Berenson has previously stated that the evidence against her is not truthful. She has contended that she didn’t know any of her acquaintances were MRTA members before her imprisonment.

“Lori has never admitted to being a member of the MRTA,” said Dick Kruse, the Midwest regional coordinator for the nationwide Committee to Free Lori Berenson.

Numerous MRTA members also have testified that Berenson was not a member of their organization.

She maintains that she is imprisoned only for her beliefs.

“I have never participated in the planning of a violent act, neither with the MRTA nor anybody else,” Berenson has previously said, according to the committee Web site. “Neither have I ever promoted violence and, what is more, I do not believe in violence and it would not be possible for me to participate in violence.”

Peruvians are not very sympathetic to someone in Berenson’s situation because of the turmoil in their country, Schmidt said. They have been fighting drug dealers and two guerilla groups, the Shining Path and the MRTA.

The U.S. Ambassador to Peru has stated that Berenson’s nationality has worked against her, and Peruvian authorities have treated her unusually harshly because she is a U.S. citizen, according to the Web site.

Kruse said that shortly before Berenson was arrested, the United States was involved in a border dispute between Peru and Ecuador. The United States was planning an airplane sale to Ecuador, and the Peruvian government asked the United States to halt the sale. When the United States denied Peru’s request, the Peruvian government was very upset.

Political relations between Peru and the United States have been shaky, but are getting better, Schmidt said.

Peru is “trying to move to more democratic elections, so the relations are improving,” he said. “They were not so good for the last six years or so, because the president of Peru was very authoritarian.”

Peru and the United States have strong business relations, and Peru receives a considerable amount of aid each year from the U.S. government, including money to fight the war on drugs.

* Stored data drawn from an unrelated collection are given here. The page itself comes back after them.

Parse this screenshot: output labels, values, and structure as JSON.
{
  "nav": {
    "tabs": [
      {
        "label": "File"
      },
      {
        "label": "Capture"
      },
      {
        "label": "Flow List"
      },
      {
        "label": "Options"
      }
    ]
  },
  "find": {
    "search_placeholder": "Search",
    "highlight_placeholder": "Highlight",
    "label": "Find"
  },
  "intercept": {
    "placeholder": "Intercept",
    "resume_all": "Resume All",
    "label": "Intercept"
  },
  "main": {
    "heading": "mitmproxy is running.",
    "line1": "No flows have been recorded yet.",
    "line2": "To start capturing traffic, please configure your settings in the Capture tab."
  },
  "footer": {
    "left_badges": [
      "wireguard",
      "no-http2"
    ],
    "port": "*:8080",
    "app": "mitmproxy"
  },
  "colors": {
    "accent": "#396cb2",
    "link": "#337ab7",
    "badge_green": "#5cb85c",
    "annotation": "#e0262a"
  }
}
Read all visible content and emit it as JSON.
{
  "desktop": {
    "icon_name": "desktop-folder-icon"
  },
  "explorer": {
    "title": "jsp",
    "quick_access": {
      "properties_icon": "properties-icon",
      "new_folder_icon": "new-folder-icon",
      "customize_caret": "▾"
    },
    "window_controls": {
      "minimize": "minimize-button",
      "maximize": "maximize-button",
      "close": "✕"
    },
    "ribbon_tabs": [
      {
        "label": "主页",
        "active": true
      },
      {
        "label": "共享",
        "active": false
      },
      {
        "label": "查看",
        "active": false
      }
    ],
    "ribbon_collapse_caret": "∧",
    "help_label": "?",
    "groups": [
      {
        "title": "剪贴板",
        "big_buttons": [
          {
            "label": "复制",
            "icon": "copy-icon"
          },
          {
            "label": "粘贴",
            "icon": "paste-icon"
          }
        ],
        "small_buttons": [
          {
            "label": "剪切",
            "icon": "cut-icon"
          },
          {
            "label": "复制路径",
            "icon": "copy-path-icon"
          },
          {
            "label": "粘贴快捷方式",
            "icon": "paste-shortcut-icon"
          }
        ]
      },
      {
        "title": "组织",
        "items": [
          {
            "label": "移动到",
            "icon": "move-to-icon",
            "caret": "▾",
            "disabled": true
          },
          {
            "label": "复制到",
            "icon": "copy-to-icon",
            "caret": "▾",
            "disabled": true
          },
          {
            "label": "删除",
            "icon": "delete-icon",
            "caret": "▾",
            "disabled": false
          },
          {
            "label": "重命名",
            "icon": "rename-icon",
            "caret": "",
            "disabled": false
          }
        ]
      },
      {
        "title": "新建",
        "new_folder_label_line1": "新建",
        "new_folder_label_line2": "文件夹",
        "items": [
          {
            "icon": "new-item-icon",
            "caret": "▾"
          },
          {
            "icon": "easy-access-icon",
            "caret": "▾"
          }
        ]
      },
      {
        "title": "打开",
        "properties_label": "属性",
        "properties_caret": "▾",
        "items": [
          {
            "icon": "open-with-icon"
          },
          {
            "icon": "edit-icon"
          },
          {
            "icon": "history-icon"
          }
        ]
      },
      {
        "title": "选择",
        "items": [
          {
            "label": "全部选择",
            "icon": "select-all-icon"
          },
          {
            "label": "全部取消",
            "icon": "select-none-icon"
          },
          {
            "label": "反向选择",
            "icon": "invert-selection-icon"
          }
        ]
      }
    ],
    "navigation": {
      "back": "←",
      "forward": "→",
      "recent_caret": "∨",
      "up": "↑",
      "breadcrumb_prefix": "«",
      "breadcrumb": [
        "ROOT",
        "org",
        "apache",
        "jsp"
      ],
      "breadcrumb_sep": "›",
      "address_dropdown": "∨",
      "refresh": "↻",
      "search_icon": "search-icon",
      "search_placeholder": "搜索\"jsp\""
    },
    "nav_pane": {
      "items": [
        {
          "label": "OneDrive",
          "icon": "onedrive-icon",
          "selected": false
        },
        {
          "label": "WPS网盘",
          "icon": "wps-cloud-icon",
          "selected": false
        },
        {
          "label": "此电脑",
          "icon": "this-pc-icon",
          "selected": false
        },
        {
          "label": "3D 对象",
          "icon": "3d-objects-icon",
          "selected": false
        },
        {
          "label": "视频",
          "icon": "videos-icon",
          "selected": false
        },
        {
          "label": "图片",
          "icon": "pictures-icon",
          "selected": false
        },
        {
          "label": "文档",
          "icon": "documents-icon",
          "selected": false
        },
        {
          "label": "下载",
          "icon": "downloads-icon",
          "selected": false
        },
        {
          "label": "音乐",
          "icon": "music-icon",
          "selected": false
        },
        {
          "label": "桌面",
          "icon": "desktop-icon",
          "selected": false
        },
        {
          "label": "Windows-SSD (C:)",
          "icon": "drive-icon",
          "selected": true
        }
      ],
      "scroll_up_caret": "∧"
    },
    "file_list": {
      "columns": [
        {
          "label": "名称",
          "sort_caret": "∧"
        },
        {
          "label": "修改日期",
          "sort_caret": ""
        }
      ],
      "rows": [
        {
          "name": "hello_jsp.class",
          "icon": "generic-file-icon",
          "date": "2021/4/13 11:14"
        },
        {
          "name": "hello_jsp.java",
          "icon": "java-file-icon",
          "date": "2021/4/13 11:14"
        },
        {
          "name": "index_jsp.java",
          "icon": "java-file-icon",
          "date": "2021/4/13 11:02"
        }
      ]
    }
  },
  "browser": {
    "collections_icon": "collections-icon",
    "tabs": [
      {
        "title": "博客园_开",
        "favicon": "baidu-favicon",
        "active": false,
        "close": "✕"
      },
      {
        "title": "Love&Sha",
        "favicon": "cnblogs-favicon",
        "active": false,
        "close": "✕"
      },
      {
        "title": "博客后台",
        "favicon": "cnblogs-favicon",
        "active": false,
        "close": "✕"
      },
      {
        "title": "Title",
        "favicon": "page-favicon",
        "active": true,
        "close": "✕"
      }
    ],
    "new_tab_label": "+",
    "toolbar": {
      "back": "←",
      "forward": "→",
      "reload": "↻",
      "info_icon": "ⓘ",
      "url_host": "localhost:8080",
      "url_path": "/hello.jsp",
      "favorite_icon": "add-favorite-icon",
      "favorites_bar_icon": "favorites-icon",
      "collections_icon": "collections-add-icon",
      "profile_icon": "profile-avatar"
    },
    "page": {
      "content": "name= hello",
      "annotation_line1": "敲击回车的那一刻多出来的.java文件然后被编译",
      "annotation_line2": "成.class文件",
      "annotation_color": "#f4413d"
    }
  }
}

However, leaders of the committee dedicated to Berenson’s release contend that the government needs to step in and help.

“Why isn’t the U.S. government doing more to get her released?” Kruse asked.

He said business relations between the two countries may be to blame for the government’s failure to secure Berenson’s release.

“For the U.S. government to intervene would cause businesses in the United States to be hurt,” Kruse said.

According to U.S. Code 22, Section 1732, it is the president’s obligation to do all in his power, short of going to war, to secure the release of a U.S. citizen wrongfully imprisoned abroad.

The U.S. House of Representatives and Senate sent a letter to then-President Clinton asking that he secure Berenson’s release. A majority of the House signed the letter in addition to 43 percent of the Senate.

“The United States has wanted for her to at least get a fair trial, . but the United States has not confronted the government in Peru in a major way about this,” Schmidt said. “I think the American government thinks maybe she was involved in helping the terrorist organization.”